PENSACOLA, a city, port of entry, and the county-seat of Escambia county, Florida, U.S.A., in the N.W. part of the state, on Pensacola Bay, about 6 m. (11 m. by channel) N. of the Gulf of Mexico. Pop. (1900) 17,747; (1910) 22,982. It ranks second in size among the cities of Florida. The city is served by the Louisville & Nashville and the Pensacola, Alabama & Tennessee railways, and by steamers to West Indian, European and United States ports. The harbour1 is the most important deep-water harbour south of Hampton Roads. The narrow entrance is easily navigable and is defended by Fort Pickens on the west end of Santa Rosa Island, with a great sea-wall on the Gulf side (completed in 1909), Fort McRee on a small peninsula directly opposite, and Fort Barrancas on the mainland immediately north-east of Fort McRee. On the mainland 1 m. east of Fort Barrancas are a United States Naval Station, consisting of a yard (84 acres enclosed) with shops, a steel floating dry dock and marine barracks; and a reservation (1800 acres) on which are a naval hospital, a naval magazine, two timber ponds, a national cemetery, and the two villages of Warrington and Woolsey, with a population of about 1500, mostly employés of the yard. The city's principal public buildings are the state armoury, the Federal building, and the city hall. The mean annual temperature is about 72° F., and breezes from the Gulf temper the heat. Pensacola is a shipping point for lumber, naval stores, tobacco, phosphate rock, fish, cotton and cotton-seed oil, meal and cake, and is one of the principal markets in the United States for naval stores. In 1895 the foreign exports were valued at $3,196,609, in 1897 at $8,436,679, and in 1909 at $20,971,670; the imports in 1909 were valued at $1,479,017. The important factor in this vast development has been the Louisville & Nashville railway, which after 1895 built extensive warehouses and docks at Pensacola. There are excellent coaling docks-good coal is brought hither from Alabama-and a grain elevator. Among the manufactures are sashes, doors and blinds, whiting, fertilizers, rosin and turpentine, and drugs.

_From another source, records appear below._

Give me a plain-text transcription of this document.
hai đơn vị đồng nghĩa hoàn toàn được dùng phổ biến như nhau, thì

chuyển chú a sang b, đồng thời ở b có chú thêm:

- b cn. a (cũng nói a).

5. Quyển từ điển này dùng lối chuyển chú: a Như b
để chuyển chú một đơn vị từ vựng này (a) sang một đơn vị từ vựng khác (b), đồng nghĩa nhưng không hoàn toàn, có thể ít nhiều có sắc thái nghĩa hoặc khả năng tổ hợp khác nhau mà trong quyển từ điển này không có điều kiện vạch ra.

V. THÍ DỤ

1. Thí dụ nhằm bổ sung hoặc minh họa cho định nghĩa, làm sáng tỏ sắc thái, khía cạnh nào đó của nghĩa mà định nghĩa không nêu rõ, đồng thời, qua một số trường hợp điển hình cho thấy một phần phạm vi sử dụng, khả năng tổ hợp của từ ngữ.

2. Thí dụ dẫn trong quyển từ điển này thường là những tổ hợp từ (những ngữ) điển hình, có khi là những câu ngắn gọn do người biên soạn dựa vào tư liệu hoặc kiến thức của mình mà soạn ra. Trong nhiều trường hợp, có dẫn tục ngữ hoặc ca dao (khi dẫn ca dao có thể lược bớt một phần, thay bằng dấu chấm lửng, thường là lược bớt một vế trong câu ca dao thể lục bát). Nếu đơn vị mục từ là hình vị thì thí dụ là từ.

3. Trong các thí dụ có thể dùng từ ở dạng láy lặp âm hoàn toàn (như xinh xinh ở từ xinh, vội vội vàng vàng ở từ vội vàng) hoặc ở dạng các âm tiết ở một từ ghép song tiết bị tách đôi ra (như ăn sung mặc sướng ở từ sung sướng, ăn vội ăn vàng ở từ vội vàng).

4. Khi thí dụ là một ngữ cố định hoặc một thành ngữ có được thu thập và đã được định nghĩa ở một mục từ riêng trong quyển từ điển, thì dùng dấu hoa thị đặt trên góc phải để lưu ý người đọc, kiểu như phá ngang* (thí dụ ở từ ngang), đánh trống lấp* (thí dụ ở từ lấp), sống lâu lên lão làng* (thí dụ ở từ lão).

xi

Pensacola Bay may have been visited by Ponce de Leon in 1513 and by Panfilo de Narvaez in 1528. In 1540 Maldonado, the commander of the fleet that brought De Soto to the Florida coast, entered the harbour, which he named Puerta d'Auchusi, and on his recommendation De Soto designated it as a basis of supplies for his expedition into the interior. In 1559 a permanent settlement was attempted by Tristan de Luna, who renamed the harbour Santa Maria, but two years later this settlement was abandoned. In 1696 another settlement was made by Don Andres d'Arriola, who built Fort San Carlos near the site of the present Fort Barrancas, and seems to have named the place Pensacola. In 1719, Spain and France, being at war, Pensacola was captured by Sieur de Bienville, the French 1 In 1881 the United States government began to improve the harbour by dredging, and in June 1909 the depth of the channel, for a minimum width of about 300 ft., was 30 ft. at mean low water.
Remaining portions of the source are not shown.